Unfortunately, many of these gaps needed to be filled for our customers’ use cases. For example, a large biotech company needed coverage for when it utilized the Spark MERGE command which, just like the SQL statement and tables, combines two dataframes together by inserting what’s new from the incoming dataframe and updates any existing records it finds.
For example, taking our simplistic baseball tables from before, this is how the new Spark MERGE command could be used to add new at-bats, update previously existing at-bats with corrected data, or maybe even delete at-bats that are so old we don’t care about them any more.
MERGE into bat
using bat_stage
on bat.player_id = bat_stage.player_id
and bat.opponent_id = bat_stage.opponent_id
and bat.date = bat_stage.date
and bat.at_bat_number = bat_stage.at_bat_number
when matched then
update set
bat.bat_outcome_id = bat_stage.bat_outcome_id
when not matched then
insert (
player_id,
opponent_id,
date,
at_bat_number,
bat_outcome_id
) values (
bat_stage.player_id,
bat_stage.opponent_id,
bat_stage.date,
bat_stage.at_bat_number,
bat_stage.bat_outcome_id
)
It’s a relatively new command and Spline doesn’t support it. Additionally, Databricks has developed their own implementation of the MERGE statement into which there is no public visibility.
These are big challenges sure, but they also have solutions.
We could ensure there is more client hand holding for Spark lineage configuration. We could hire and deploy an army of Scala ninjas to contribute support for new commands back to the Spline agent. We could even get cheeky and reverse engineer how to derive lineage from Databricks’ MERGE command implementation.
A good engineer can build solutions for hard problems. A great engineer takes a step back and asks, “Is the juice worth the squeeze? Is there a better way this can be done?”
Oftentimes buying or integrating with off-the-shelf solutions is not only more time efficient, but it prevents your team from accruing technical debt.

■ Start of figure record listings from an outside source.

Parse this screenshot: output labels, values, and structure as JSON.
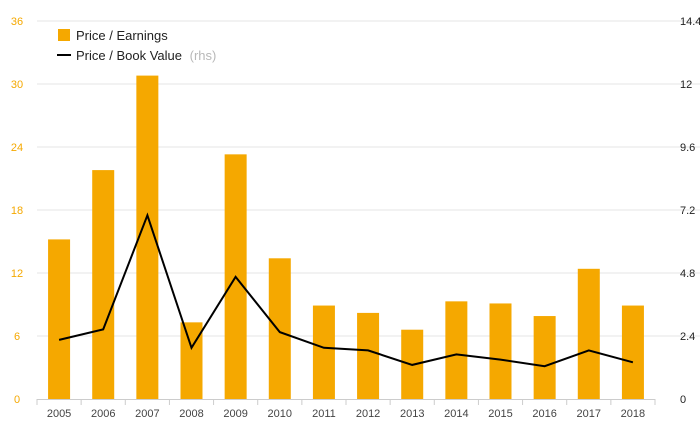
{
  "chart_data": {
    "type": "bar+line",
    "categories": [
      "2005",
      "2006",
      "2007",
      "2008",
      "2009",
      "2010",
      "2011",
      "2012",
      "2013",
      "2014",
      "2015",
      "2016",
      "2017",
      "2018"
    ],
    "series": [
      {
        "name": "Price / Earnings",
        "kind": "bar",
        "axis": "left",
        "color": "#f5a800",
        "values": [
          15.2,
          21.8,
          30.8,
          7.3,
          23.3,
          13.4,
          8.9,
          8.2,
          6.6,
          9.3,
          9.1,
          7.9,
          12.4,
          8.9
        ]
      },
      {
        "name": "Price / Book Value",
        "name_suffix": "(rhs)",
        "kind": "line",
        "axis": "right",
        "color": "#000000",
        "values": [
          2.25,
          2.65,
          7.0,
          1.95,
          4.65,
          2.55,
          1.95,
          1.85,
          1.3,
          1.7,
          1.5,
          1.25,
          1.85,
          1.4
        ]
      }
    ],
    "y_left": {
      "ylim": [
        0,
        36
      ],
      "ticks": [
        "0",
        "6",
        "12",
        "18",
        "24",
        "30",
        "36"
      ]
    },
    "y_right": {
      "ylim": [
        0,
        14.4
      ],
      "ticks": [
        "0",
        "2.4",
        "4.8",
        "7.2",
        "9.6",
        "12",
        "14.4"
      ]
    },
    "legend_position": "top-left",
    "grid": true,
    "title": "",
    "xlabel": "",
    "ylabel": ""
  }
}
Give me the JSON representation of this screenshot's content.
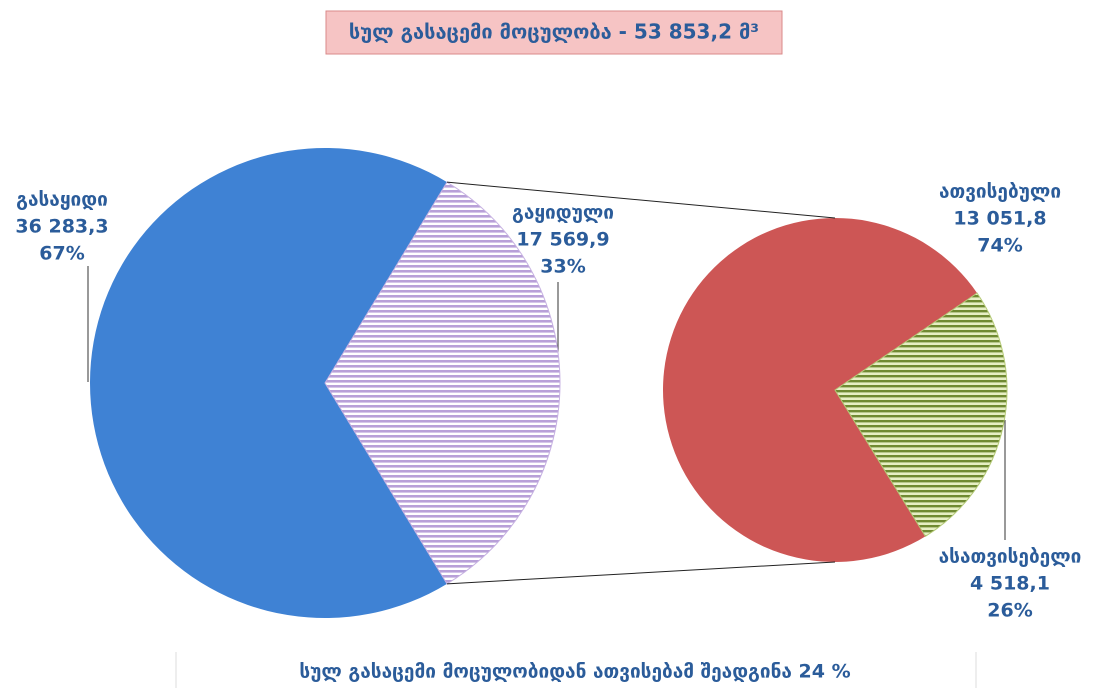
{
  "chart_data": {
    "type": "pie_of_pie",
    "title": "სულ გასაცემი მოცულობა - 53 853,2 მ³",
    "footnote": "სულ გასაცემი მოცულობიდან ათვისებამ შეადგინა 24 %",
    "series": [
      {
        "categories": [
          "გასაყიდი",
          "გაყიდული"
        ],
        "values": [
          36283.3,
          17569.9
        ],
        "value_labels": [
          "36 283,3",
          "17 569,9"
        ],
        "percents": [
          67,
          33
        ],
        "percent_labels": [
          "67%",
          "33%"
        ],
        "colors": [
          "#3f82d4",
          "#c7b2e2"
        ]
      },
      {
        "categories": [
          "ათვისებული",
          "ასათვისებელი"
        ],
        "values": [
          13051.8,
          4518.1
        ],
        "value_labels": [
          "13 051,8",
          "4 518,1"
        ],
        "percents": [
          74,
          26
        ],
        "percent_labels": [
          "74%",
          "26%"
        ],
        "colors": [
          "#cd5655",
          "#b5ca78"
        ]
      }
    ]
  }
}
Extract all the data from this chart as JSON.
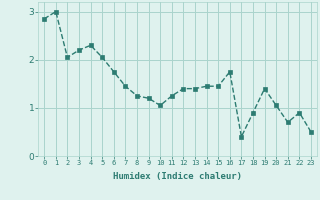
{
  "x": [
    0,
    1,
    2,
    3,
    4,
    5,
    6,
    7,
    8,
    9,
    10,
    11,
    12,
    13,
    14,
    15,
    16,
    17,
    18,
    19,
    20,
    21,
    22,
    23
  ],
  "y": [
    2.85,
    3.0,
    2.05,
    2.2,
    2.3,
    2.05,
    1.75,
    1.45,
    1.25,
    1.2,
    1.05,
    1.25,
    1.4,
    1.4,
    1.45,
    1.45,
    1.75,
    0.4,
    0.9,
    1.4,
    1.05,
    0.7,
    0.9,
    0.5
  ],
  "line_color": "#2d7c72",
  "marker": "s",
  "marker_size": 2.5,
  "xlabel": "Humidex (Indice chaleur)",
  "xlim": [
    -0.5,
    23.5
  ],
  "ylim": [
    0,
    3.2
  ],
  "yticks": [
    0,
    1,
    2,
    3
  ],
  "xticks": [
    0,
    1,
    2,
    3,
    4,
    5,
    6,
    7,
    8,
    9,
    10,
    11,
    12,
    13,
    14,
    15,
    16,
    17,
    18,
    19,
    20,
    21,
    22,
    23
  ],
  "background_color": "#dff2ee",
  "grid_color": "#aad4cc",
  "tick_color": "#2d7c72",
  "label_color": "#2d7c72",
  "line_width": 1.0
}
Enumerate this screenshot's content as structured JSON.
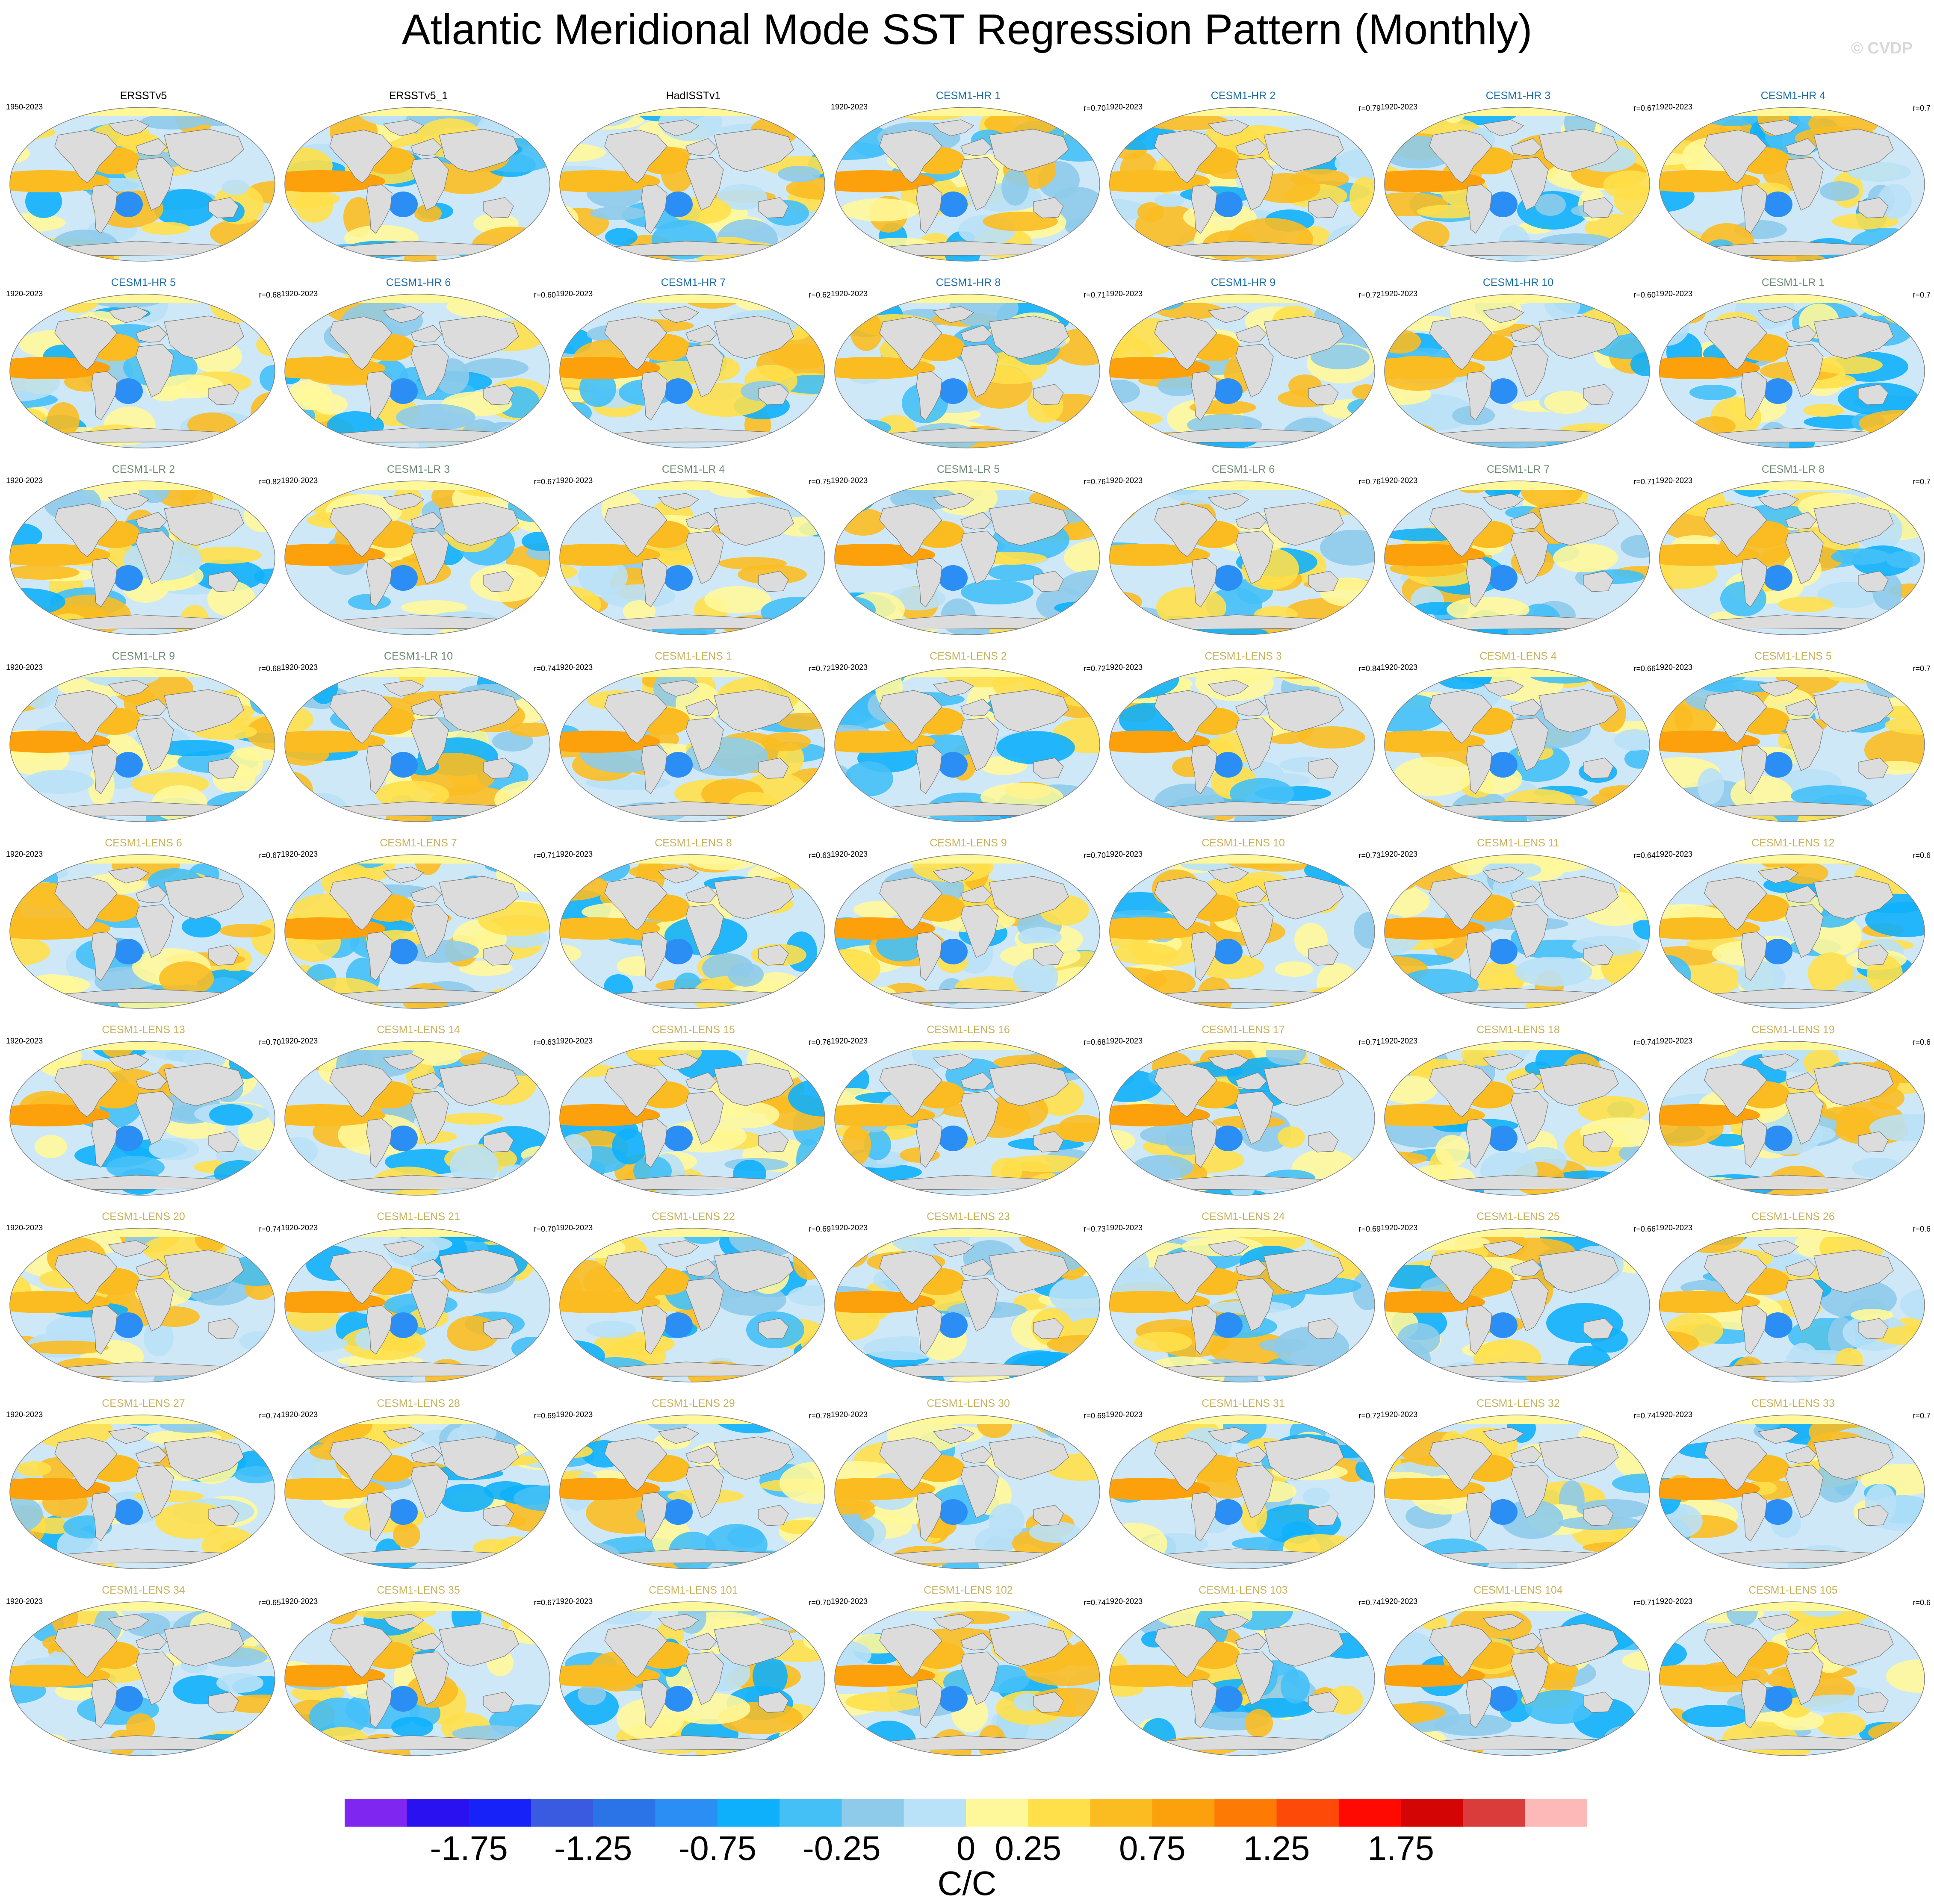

So we went in another direction.
Partnering with Databricks
During the beta-testing of our Spark lineage solution, we found the primary use case for virtually every customer was for lineage within Databricks.
We are great partners with Databricks and were pleased to announce a robust automated monitoring and alerting integration supporting the platform last year.
We determined the best path forward was to work closely with the team to develop our lineage solution and we are excited to deepen this relationship to ensure our mutual customers achieve end-to-end data observability.
We won’t spoil the happy ending and final solution just yet, but there is an upcoming Spark lineage announcement we are excited to share with you later this summer.
Until then, we hope our experience has helped shed some light both on the intricacies of automated and Spark lineage.